Réunion du 15 décembre 2011 à 9h00
Mission d’évaluation et de contrôle des lois de financement de la sécurité sociale

Joël Ménard, professeur agrégé de médecine à l'université René Descartes Paris V :

C'est un dysfonctionnement si grave que, bien que j'aie cessé de travailler sur l'hypertension depuis quinze ans, je suis sorti de ma réserve en apprenant la nouvelle. Loin de moi l'idée d'endosser le rôle d'enquêteur, mais ma double culture de médecin et de directeur général de la santé me permet de deviner ce qui s'est passé.

À partir de 2006, on a remarqué que les affections de longue durée, en tant que maladies chroniques, coûtaient de plus en plus cher à l'assurance maladie obligatoire. Mais qu'est-ce qu'une maladie chronique, sinon une maladie qui n'est plus mortelle mais qui est soignée par un traitement régulier ? La création de maladies chroniques est un succès de la médecine, même si leur coût est élevé.

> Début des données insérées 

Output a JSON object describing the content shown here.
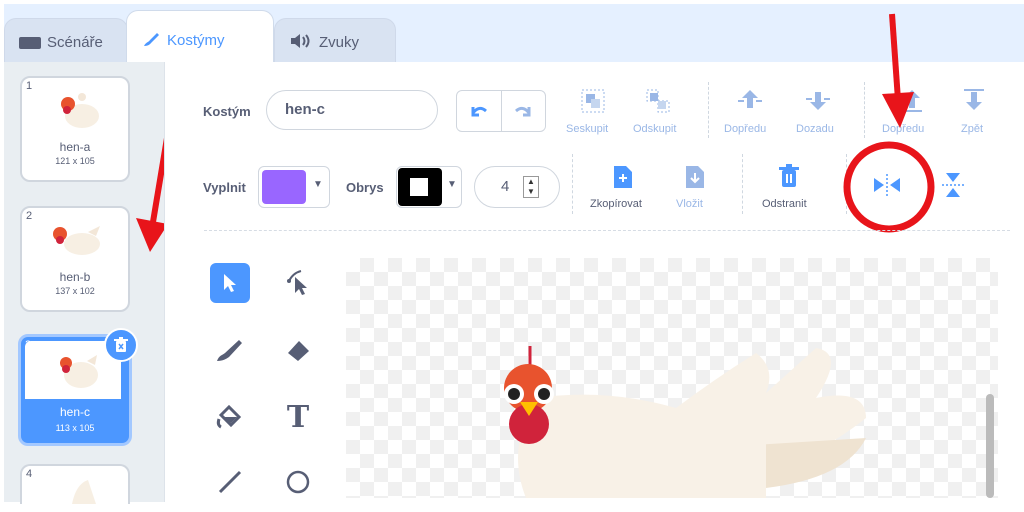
{
  "tabs": [
    {
      "label": "Scénáře",
      "icon": "code-icon"
    },
    {
      "label": "Kostýmy",
      "icon": "paintbrush-icon"
    },
    {
      "label": "Zvuky",
      "icon": "speaker-icon"
    }
  ],
  "costumes": [
    {
      "number": "1",
      "name": "hen-a",
      "size": "121 x 105"
    },
    {
      "number": "2",
      "name": "hen-b",
      "size": "137 x 102"
    },
    {
      "number": "3",
      "name": "hen-c",
      "size": "113 x 105",
      "selected": true
    },
    {
      "number": "4"
    }
  ],
  "editor": {
    "costume_label": "Kostým",
    "costume_name": "hen-c",
    "fill_label": "Vyplnit",
    "outline_label": "Obrys",
    "outline_width": "4",
    "group_label": "Seskupit",
    "ungroup_label": "Odskupit",
    "forward_label": "Dopředu",
    "backward_label": "Dozadu",
    "front_label": "Dopředu",
    "back_label": "Zpět",
    "copy_label": "Zkopírovat",
    "paste_label": "Vložit",
    "delete_label": "Odstranit",
    "text_tool": "T"
  },
  "colors": {
    "accent": "#4c97ff",
    "fill": "#9966ff",
    "outline": "#000000",
    "annotation": "#e8141a"
  }
}
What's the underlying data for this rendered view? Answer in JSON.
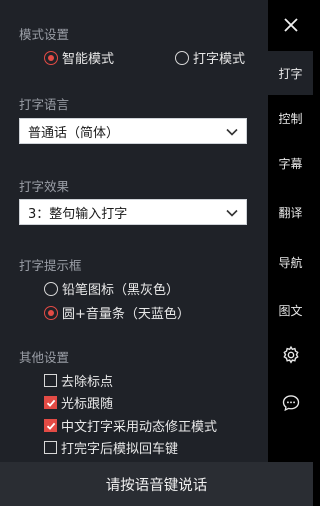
{
  "accent_color": "#e34b45",
  "mode": {
    "title": "模式设置",
    "options": [
      {
        "label": "智能模式",
        "checked": true
      },
      {
        "label": "打字模式",
        "checked": false
      }
    ]
  },
  "language": {
    "title": "打字语言",
    "selected": "普通话（简体）"
  },
  "effect": {
    "title": "打字效果",
    "selected": "3：整句输入打字"
  },
  "hint_box": {
    "title": "打字提示框",
    "options": [
      {
        "label": "铅笔图标（黑灰色）",
        "checked": false
      },
      {
        "label": "圆+音量条（天蓝色）",
        "checked": true
      }
    ]
  },
  "other": {
    "title": "其他设置",
    "options": [
      {
        "label": "去除标点",
        "checked": false
      },
      {
        "label": "光标跟随",
        "checked": true
      },
      {
        "label": "中文打字采用动态修正模式",
        "checked": true
      },
      {
        "label": "打完字后模拟回车键",
        "checked": false
      }
    ]
  },
  "sidebar": {
    "close_icon": "close-icon",
    "tabs": [
      {
        "label": "打字",
        "active": true
      },
      {
        "label": "控制",
        "active": false
      },
      {
        "label": "字幕",
        "active": false
      },
      {
        "label": "翻译",
        "active": false
      },
      {
        "label": "导航",
        "active": false
      },
      {
        "label": "图文",
        "active": false
      }
    ],
    "icons": [
      "gear-icon",
      "chat-bubble-icon"
    ]
  },
  "bottom_bar": {
    "label": "请按语音键说话"
  }
}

En 1998, les caisses d'assurance maladie ont décidé de couvrir à 100 % les hypertensions artérielles de toute nature et, malgré ma sensibilité de chrétien de gauche qui aurait pu me pousser à favoriser cette décision, je m'y suis opposé. Je n'ai pas ménagé les courriers pour limiter la prise en charge aux cas d'hypertension sévère. Les sommes en jeu étaient considérables : près de 5 milliards d'euros pour un total de 10 à 12 millions d'hypertendus. J'ai obtenu qu'une nouvelle rédaction des textes distingue l'hypertension banale, qui ne demande guère plus d'un cachet par jour, soit moins d'un euro, le patient prenant lui-même sa tension, et les cas graves, qui sont beaucoup plus rares et coûteux. Sans être parfait, le système a fonctionné.

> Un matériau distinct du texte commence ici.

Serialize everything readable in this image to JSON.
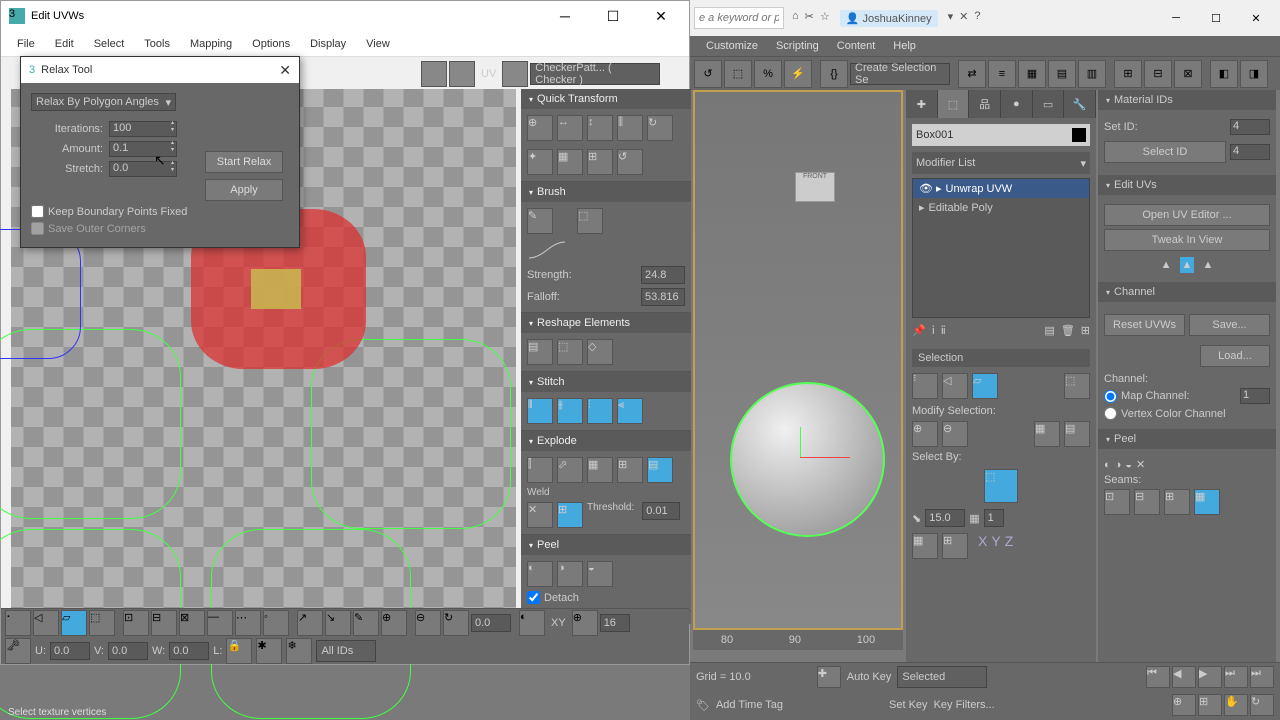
{
  "app": {
    "search_placeholder": "e a keyword or phrase",
    "user": "JoshuaKinney",
    "menu": [
      "Customize",
      "Scripting",
      "Content",
      "Help"
    ],
    "selection_set": "Create Selection Se"
  },
  "uvw": {
    "title": "Edit UVWs",
    "menu": [
      "File",
      "Edit",
      "Select",
      "Tools",
      "Mapping",
      "Options",
      "Display",
      "View"
    ],
    "uv_label": "UV",
    "texture_dropdown": "CheckerPatt... ( Checker )",
    "panels": {
      "quick_transform": "Quick Transform",
      "brush": "Brush",
      "brush_strength_label": "Strength:",
      "brush_strength": "24.8",
      "brush_falloff_label": "Falloff:",
      "brush_falloff": "53.816",
      "reshape": "Reshape Elements",
      "stitch": "Stitch",
      "explode": "Explode",
      "weld_label": "Weld",
      "threshold_label": "Threshold:",
      "threshold": "0.01",
      "peel": "Peel",
      "detach_label": "Detach"
    },
    "bottom": {
      "u_label": "U:",
      "u_val": "0.0",
      "v_label": "V:",
      "v_val": "0.0",
      "w_label": "W:",
      "w_val": "0.0",
      "l_label": "L:",
      "all_ids": "All IDs",
      "xy_label": "XY",
      "step": "16",
      "rot": "0.0"
    }
  },
  "relax": {
    "title": "Relax Tool",
    "method": "Relax By Polygon Angles",
    "iterations_label": "Iterations:",
    "iterations": "100",
    "amount_label": "Amount:",
    "amount": "0.1",
    "stretch_label": "Stretch:",
    "stretch": "0.0",
    "keep_boundary": "Keep Boundary Points Fixed",
    "save_outer": "Save Outer Corners",
    "start_btn": "Start Relax",
    "apply_btn": "Apply"
  },
  "cmd": {
    "object_name": "Box001",
    "modifier_list": "Modifier List",
    "stack": [
      "Unwrap UVW",
      "Editable Poly"
    ],
    "selection_header": "Selection",
    "modify_selection": "Modify Selection:",
    "select_by": "Select By:",
    "angle": "15.0",
    "count": "1",
    "axes": [
      "X",
      "Y",
      "Z"
    ]
  },
  "right": {
    "material_ids": "Material IDs",
    "set_id_label": "Set ID:",
    "set_id": "4",
    "select_id_label": "Select ID",
    "select_id": "4",
    "edit_uvs": "Edit UVs",
    "open_editor": "Open UV Editor ...",
    "tweak": "Tweak In View",
    "channel": "Channel",
    "reset": "Reset UVWs",
    "save": "Save...",
    "load": "Load...",
    "channel_label": "Channel:",
    "map_channel": "Map Channel:",
    "map_val": "1",
    "vertex_color": "Vertex Color Channel",
    "peel": "Peel",
    "seams": "Seams:"
  },
  "status": {
    "grid": "Grid = 10.0",
    "add_time": "Add Time Tag",
    "auto_key": "Auto Key",
    "selected": "Selected",
    "set_key": "Set Key",
    "key_filters": "Key Filters...",
    "hint": "Select texture vertices",
    "ruler": [
      "80",
      "90",
      "100"
    ]
  }
}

En 2006, s'est posé un autre problème, indépendant de la liste des affections de longue durée : celui du reste à charge, qui va conduire aux discussions sur le bouclier sanitaire. Tous les rapports de cette période ont été conservés : beaucoup d'experts ont écrit des choses très sensées, mais, bien que la Haute Autorité de santé se soit saisie du problème en 2007, aucune décision n'est intervenue avant le décret du 24 juin 2011, qui a retiré l'hypertension artérielle sévère de la liste des affections de longue durée, au motif qu'elle ne constituerait qu'un « facteur de risque » et non une pathologie avérée.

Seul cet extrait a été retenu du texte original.